I packed up my car and headed out from the convention center, determined to make my way to Folly Beach before the sunset. The thought of walking the path to the lighthouse in the dark isn’t exactly something I wanted to do. The weather seemed in no way willing to cooperate. It was pouring, gusty and, by now, blustery cold. Yet I diligently made my way to Folly Beach and down the road that would lead me to my final destination. The rains were not letting up and I was preparing myself mentally for a long, soggy, and cold ride home. Finally, I get there, giving me only a short window of opportunity before darkness would fall. I pulled into the parking area and all of sudden the rains let up. It's as if God is allowing me a peaceful visit with an old friend.
I make my way from the parking lot down the ¼ mile walkway to the beach. The pathway is only somewhat maintained so a trip at night should only be done with a group. Soon enough, as I near a hill, the lighthouse comes into view. I pull out my camera and start to snap away and trying to dry off the lenses so my pictures don’t come out a blur. As I watch the waves pounding the little patch of land the lighthouse now sits on, I hope that one day she will be safely brought to shore so that all can enjoy her.

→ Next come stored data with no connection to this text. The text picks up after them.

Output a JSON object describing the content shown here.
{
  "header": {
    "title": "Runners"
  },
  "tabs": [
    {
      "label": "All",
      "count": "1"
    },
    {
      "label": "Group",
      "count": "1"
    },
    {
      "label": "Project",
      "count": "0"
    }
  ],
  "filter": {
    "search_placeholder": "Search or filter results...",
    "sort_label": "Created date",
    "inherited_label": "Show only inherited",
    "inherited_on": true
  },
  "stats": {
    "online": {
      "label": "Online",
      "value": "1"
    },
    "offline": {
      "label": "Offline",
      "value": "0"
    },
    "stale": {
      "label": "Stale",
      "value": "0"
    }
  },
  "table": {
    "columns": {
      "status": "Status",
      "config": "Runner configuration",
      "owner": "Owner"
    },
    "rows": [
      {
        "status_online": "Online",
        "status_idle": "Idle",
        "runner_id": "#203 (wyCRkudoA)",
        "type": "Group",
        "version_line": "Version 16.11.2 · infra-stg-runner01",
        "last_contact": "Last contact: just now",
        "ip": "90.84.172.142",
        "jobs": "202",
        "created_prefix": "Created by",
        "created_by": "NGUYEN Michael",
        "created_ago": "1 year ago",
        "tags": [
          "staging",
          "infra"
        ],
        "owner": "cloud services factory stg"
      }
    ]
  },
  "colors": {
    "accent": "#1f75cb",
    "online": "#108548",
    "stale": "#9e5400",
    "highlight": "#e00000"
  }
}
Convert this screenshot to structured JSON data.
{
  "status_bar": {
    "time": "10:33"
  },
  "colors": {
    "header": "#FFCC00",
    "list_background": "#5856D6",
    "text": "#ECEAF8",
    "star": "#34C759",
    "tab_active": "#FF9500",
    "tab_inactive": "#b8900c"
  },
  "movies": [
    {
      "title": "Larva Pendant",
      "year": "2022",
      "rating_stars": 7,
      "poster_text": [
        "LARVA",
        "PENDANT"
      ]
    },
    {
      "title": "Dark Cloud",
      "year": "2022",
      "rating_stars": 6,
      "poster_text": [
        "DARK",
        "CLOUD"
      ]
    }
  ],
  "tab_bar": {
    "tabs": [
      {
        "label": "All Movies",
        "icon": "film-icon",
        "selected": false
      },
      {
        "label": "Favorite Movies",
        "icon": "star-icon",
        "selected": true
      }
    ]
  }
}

There has been an active beacon on this patch of land from 1673 to 1962. Morris Island, also known as the Old Charleston Light, was the third such beacon to steer ships to safety. This brown and white light has stood since 1876 and stands 161 feet tall. In 1939 the keeper’s quarters feel into the waters and now the light is completely encased by water.

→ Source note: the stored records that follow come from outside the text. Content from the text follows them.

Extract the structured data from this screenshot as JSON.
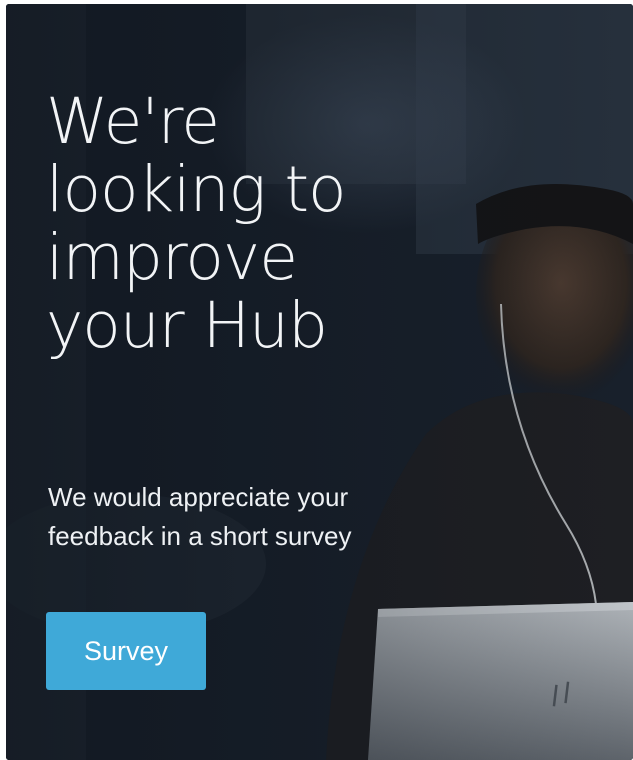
{
  "banner": {
    "headline_lines": [
      "We're",
      "looking to",
      "improve",
      "your Hub"
    ],
    "subtext_lines": [
      "We would appreciate your",
      "feedback in a short survey"
    ],
    "button_label": "Survey"
  },
  "colors": {
    "background": "#151c26",
    "headline_text": "#f2f4f6",
    "button": "#3fa9d8",
    "button_text": "#ffffff"
  },
  "icons": {
    "laptop_logo": "hp-logo"
  }
}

The light sits on a concrete foundation that is 8 feet thick and sits on piles driven 50 feet into the mud. This once saved the light when an earthquake struck in 1886. Yet today it is part of what is making a restoration effort daunting. In 1962 the light was replaced by the nearby Charleston Light. That light still stands and is used as an activate guide to navigation. The light its self is closed to the public but can be viewed from Sullivan Island beach.
The lighthouse is currently listed on the endangered list by Lighthouse Digest Magazine. There is however hope for this beacon, thanks to the monumental efforts of a wonderful group known as the Save the Light Organization.
It was announced on March 30 of this year that finally the first phase of the preservation plan could begin. Work will begin in May. It involves stabilizing the piles in which the light rests. It is hoped that the light can be saved eventually and reopened to the public to enjoy as many other lights nearby have been.
Now, should you be in the area on May 1st, please attend the Save the Light Night from 6:30 to 9:30pm and which includes a silent auction. Or if you’re a local business, please make a generous donation to the auction. Please visit the group’s web site at www.savethelight.org.
This is a comprehensive website dealing with all things lighthouse related. They have a lighthouse search engine, gift shop, and they publish a wonderful monthly magazine called Lighthouse Digest. Best of all, all purchases from them help save lighthouses like Morris Island.
American Lighthouses. A definitive Guide by Bruce Roberts and Ray Jones .
Lighthouse Spotters Guide by Michael J. Rhein .
Both great resources for lighthouse hunting. Available from your favorite book seller or better yet purchase one from Lighthouse Depot and help save a lighthouse.
www.seakayaksc.com offers kayaking tours to the light.
I was very grateful for my short time here. Wanting to get to my car before dark, I soon had to turn back towards the road. Sure enough, as soon as I got back into my van, the skies opened up once again. Look for a small parking area on the right just before the entrance to the light. There is a paved ¼ mile walkway to the beach.
I encourage you to take the time out and see this beautiful and historical structure and help in the ongoing efforts to save this magnificent light.